Hauck fell into step behind her.
A short way ahead she crossed the street and Hauck watched her go into a small shop. A cosmetics store. He came up and saw her wave hello and chat with one or two of the people in there. Not customers, but salespeople. She took off her jacket and placed her bag on a shelf underneath a counter.
It was clear the woman worked there. She wasn’t leading him to anyone now. Damn.
That was when his cell phone sounded. Naomi. “Any luck?” she asked.
“No.” He sighed, dejected. “I got dragged clear across the city on a dead end.”

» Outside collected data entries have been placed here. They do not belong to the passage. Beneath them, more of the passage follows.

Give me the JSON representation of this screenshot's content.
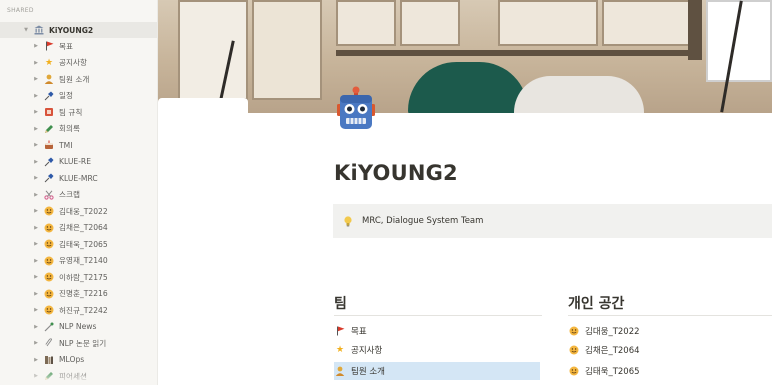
{
  "sidebar": {
    "section": "SHARED",
    "workspace": {
      "label": "KiYOUNG2",
      "icon": "bank-icon"
    },
    "items": [
      {
        "label": "목표",
        "icon": "red-flag-icon"
      },
      {
        "label": "공지사항",
        "icon": "star-icon"
      },
      {
        "label": "팀원 소개",
        "icon": "person-icon"
      },
      {
        "label": "일정",
        "icon": "pushpin-icon"
      },
      {
        "label": "팀 규칙",
        "icon": "rulebook-icon"
      },
      {
        "label": "회의록",
        "icon": "pencil-icon"
      },
      {
        "label": "TMI",
        "icon": "cake-icon"
      },
      {
        "label": "KLUE-RE",
        "icon": "pushpin-icon"
      },
      {
        "label": "KLUE-MRC",
        "icon": "pushpin-icon"
      },
      {
        "label": "스크랩",
        "icon": "scissors-icon"
      },
      {
        "label": "김대웅_T2022",
        "icon": "smile-icon"
      },
      {
        "label": "김채은_T2064",
        "icon": "smile-icon"
      },
      {
        "label": "김태욱_T2065",
        "icon": "smile-icon"
      },
      {
        "label": "유영재_T2140",
        "icon": "smile-icon"
      },
      {
        "label": "이하람_T2175",
        "icon": "smile-icon"
      },
      {
        "label": "진명훈_T2216",
        "icon": "smile-icon"
      },
      {
        "label": "허진규_T2242",
        "icon": "smile-icon"
      },
      {
        "label": "NLP News",
        "icon": "link-icon"
      },
      {
        "label": "NLP 논문 읽기",
        "icon": "paperclip-icon"
      },
      {
        "label": "MLOps",
        "icon": "book-icon"
      },
      {
        "label": "피어세션",
        "icon": "pencil-icon"
      }
    ]
  },
  "page": {
    "title": "KiYOUNG2",
    "icon": "robot-icon",
    "callout": {
      "icon": "lightbulb-icon",
      "text": "MRC, Dialogue System Team"
    }
  },
  "team_column": {
    "heading": "팀",
    "links": [
      {
        "label": "목표",
        "icon": "red-flag-icon"
      },
      {
        "label": "공지사항",
        "icon": "star-icon"
      },
      {
        "label": "팀원 소개",
        "icon": "person-icon"
      }
    ]
  },
  "personal_column": {
    "heading": "개인 공간",
    "links": [
      {
        "label": "김대웅_T2022",
        "icon": "smile-icon"
      },
      {
        "label": "김채은_T2064",
        "icon": "smile-icon"
      },
      {
        "label": "김태욱_T2065",
        "icon": "smile-icon"
      }
    ]
  },
  "colors": {
    "sidebar_bg": "#f7f6f3",
    "text": "#37352f",
    "selected_bg": "#d4e6f5",
    "callout_bg": "#f1f1ef",
    "robot_blue": "#3f6fb5"
  }
}
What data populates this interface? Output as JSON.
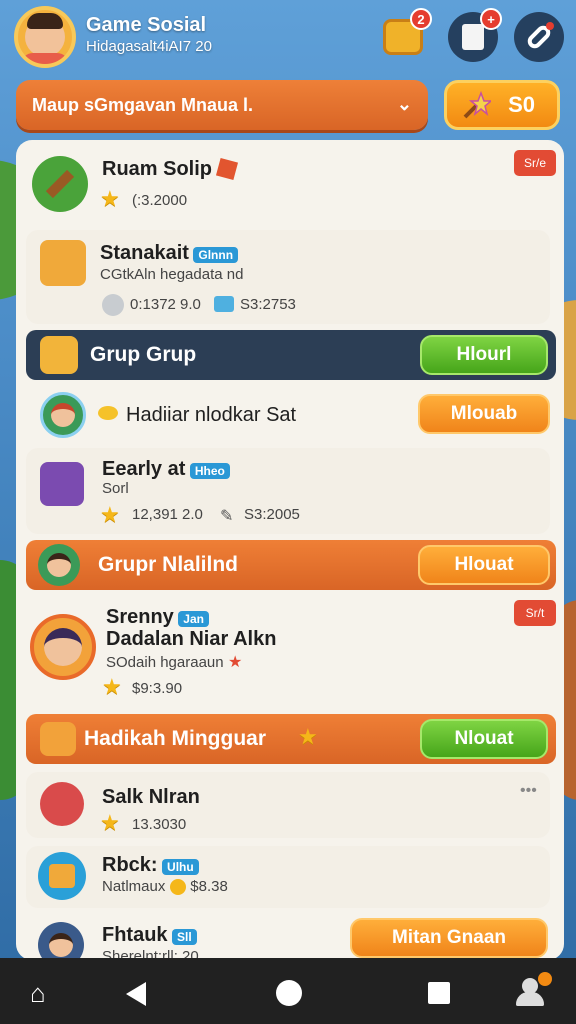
{
  "header": {
    "app_name": "Game Sosial",
    "app_sub": "Hidagasalt4iAI7 20",
    "badges": [
      "2",
      "+"
    ]
  },
  "dropdown": {
    "label": "Maup sGmgavan Mnaua l.",
    "chevron": "⌄"
  },
  "coin_button": {
    "label": "S0"
  },
  "item1": {
    "title": "Ruam Solip",
    "value": "(:3.2000",
    "tag": "Sr/e"
  },
  "item2": {
    "title": "Stanakait",
    "tag": "Glnnn",
    "sub": "CGtkAln hegadata nd",
    "stat1": "0:1372 9.0",
    "stat2": "S3:2753"
  },
  "section1": {
    "title": "Grup Grup",
    "button": "Hlourl"
  },
  "item3": {
    "title": "Hadiiar nlodkar Sat",
    "button": "Mlouab"
  },
  "item4": {
    "title": "Eearly at",
    "tag": "Hheo",
    "sub": "Sorl",
    "stat1": "12,391 2.0",
    "stat2": "S3:2005"
  },
  "section2": {
    "title": "Grupr Nlalilnd",
    "button": "Hlouat"
  },
  "item5": {
    "title1": "Srenny",
    "tag": "Jan",
    "title2": "Dadalan Niar Alkn",
    "sub": "SOdaih hgaraaun",
    "value": "$9:3.90",
    "redtag": "Sr/t"
  },
  "section3": {
    "title": "Hadikah Mingguar",
    "button": "Nlouat"
  },
  "item6": {
    "title": "Salk Nlran",
    "value": "13.3030",
    "dots": "•••"
  },
  "item7": {
    "title": "Rbck:",
    "tag": "Ulhu",
    "sub": "Natlmaux",
    "value": "$8.38"
  },
  "item8": {
    "title": "Fhtauk",
    "tag": "Sll",
    "sub": "Sherelnt:rll: 20",
    "button": "Mitan Gnaan"
  },
  "colors": {
    "accent_orange": "#e2712c",
    "accent_green": "#57b526",
    "section_navy": "#2c3e55",
    "star": "#f5b719"
  }
}
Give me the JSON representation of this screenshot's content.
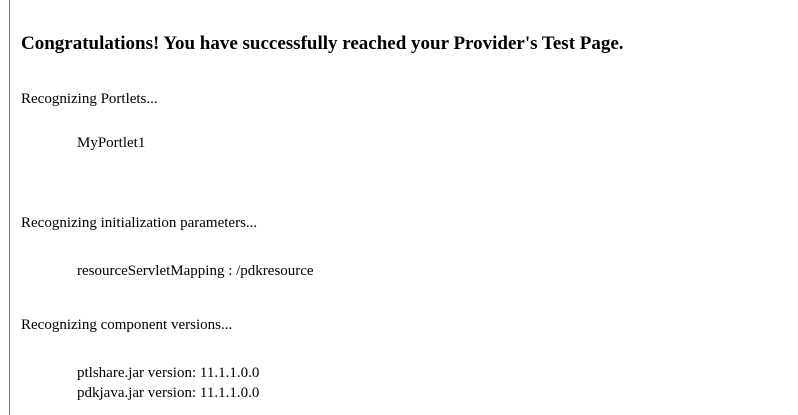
{
  "page": {
    "heading": "Congratulations! You have successfully reached your Provider's Test Page."
  },
  "sections": {
    "portlets": {
      "label": "Recognizing Portlets...",
      "items": [
        "MyPortlet1"
      ]
    },
    "init_params": {
      "label": "Recognizing initialization parameters...",
      "items": [
        "resourceServletMapping : /pdkresource"
      ]
    },
    "versions": {
      "label": "Recognizing component versions...",
      "items": [
        "ptlshare.jar version: 11.1.1.0.0",
        "pdkjava.jar version: 11.1.1.0.0"
      ]
    }
  }
}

“Well, things are better back here.” Her voice held excitement in it. “Get back! I think we’ve got her, Ty!”
CHAPTER FIFTY-THREE
A woman whom Naomi pegged as around seventy, in a gray skirt and blue Shetland sweater, had come out of the apartment just before ten, locking the front door behind her.
Maria Radisovic.
Naomi followed her down the stairs and onto the street. Her first stop was a butcher store down the block, where she spent several minutes. Then a liquor store across the street, where she came out with a package. Then she picked up two newspapers from a stand. One a USA Today. Bundles in hand, she headed back up the block and stopped at the tobacconist.
By that time Hauck had flagged a taxi and in minutes made it back across the street from the apartment house. As he jumped out, Naomi waved him over.
“I think it’s her,” she said, pointing to the gray-haired woman visible through the tobacco shop window. “She picked up some meat at the butcher, some booze, and now she’s in the tobacco shop. She’s shopping for something…”
“Let’s hope it’s not just Sunday dinner,” Hauck said.
They remained across the street and watched. Four or five minutes later, they spotted the woman emerging. Naomi tapped Hauck on the elbow. “That’s her.”